Stem cells, in this case taken from mouse embryos, are early-development cells that haven't yet committed to a specific function; they can develop into any number of different types of cells with particular jobs. The idea is that if planted in a damaged part of a body, they may assume whatever functions are necessary to repair the damage.

And that's what Stewart and the rest of his team found in the injured rats. First, stem cells helped restore the function of axons in the damaged spinal cord area. Axons, which carry messages between the brain and the rest of the body, communicate more quickly when they're "wrapped" with oligodendrocytes, specific spinal cord cells -- much like electrical cord is insulated. Damage may essentially unwrap the axons, Stewart says, but some of the stem cells turned out to have transformed themselves into oligodendrocytes, rewrapping the axons so they were fully functional once again. Unfortunately, he says, not all axons were rewrapped.

Stem cells create a glue

"We have great examples, but they're not widespread," Stewart says.

When humans, rats, and other animals suffer spinal cord injuries, often a syrinx, or hole, develops at the site of the injury, usually inflicting more damage than the original injury. Stewart's team found that the stem cells -- actually injected into the rats' syrinxes -- had begun to produce what's called extracellular matrix, or critical proteins that act like glue for cells and can provide the building blocks for new growth.

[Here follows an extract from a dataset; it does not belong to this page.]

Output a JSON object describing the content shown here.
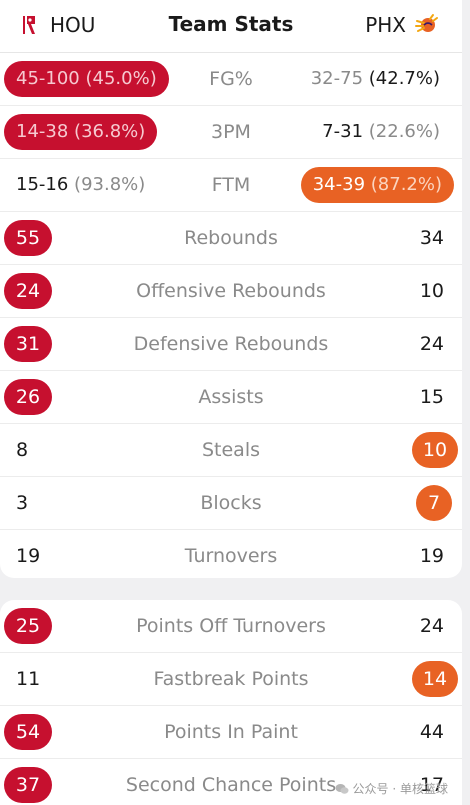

Mature animals seem to have lost the ability to regenerate the nervous system, Stewart says, whereas the extracellular matrix shows the characteristics of early development and growth. "Maybe stem cells replicate early development in the extracellular matrix they produce, which hopefully would lead to the regeneration of native cells in the spinal cord," he says.

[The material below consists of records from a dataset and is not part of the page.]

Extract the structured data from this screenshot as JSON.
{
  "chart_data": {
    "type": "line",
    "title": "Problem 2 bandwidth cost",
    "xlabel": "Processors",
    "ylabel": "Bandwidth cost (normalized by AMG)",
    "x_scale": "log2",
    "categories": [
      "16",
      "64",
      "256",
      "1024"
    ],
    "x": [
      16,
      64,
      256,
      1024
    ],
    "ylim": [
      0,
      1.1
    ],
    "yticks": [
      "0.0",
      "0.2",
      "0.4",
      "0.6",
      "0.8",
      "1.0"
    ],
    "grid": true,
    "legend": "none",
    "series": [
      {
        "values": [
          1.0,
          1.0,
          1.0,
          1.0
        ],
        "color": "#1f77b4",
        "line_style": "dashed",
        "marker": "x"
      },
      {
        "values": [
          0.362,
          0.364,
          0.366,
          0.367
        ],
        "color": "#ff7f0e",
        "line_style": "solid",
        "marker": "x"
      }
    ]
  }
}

Skene says that both aspects of the new report are critical to our understanding of nerve regeneration in spinal cord injuries. Unwrapped axons can't conduct information very far and so aren't as effective, he says. And the research showing production of extracellular matrix is "plainly important," he adds, because the proteins support further axon growth and also may trigger cell migration, so that regeneration can spread.

The original study, reported in the December 1999 issue of Nature Medicine, took 40 rats and injured their spinal cords. After nine days, scientists injected stem cells into the syrinxes of half. Scientists noted a dramatic difference in those who'd received the stem cell therapy, Stewart says.

"They were able to lift the hind portion of their bodies off the ground vs. the untreated ones, who tended to drag their bodies," Stewart says.

Current research is aimed at increasing the number of axons that are recoated, Stewart says, and at steering the stem cells into damaged areas.

What To Do

This research was conducted both in test tubes and on live animals, and that's important, but it's still just rats. As Stewart said, "With any study, you worry whether what works with rats will work with people." It's impossible to predict when and if any of this information will be used on humans, he said.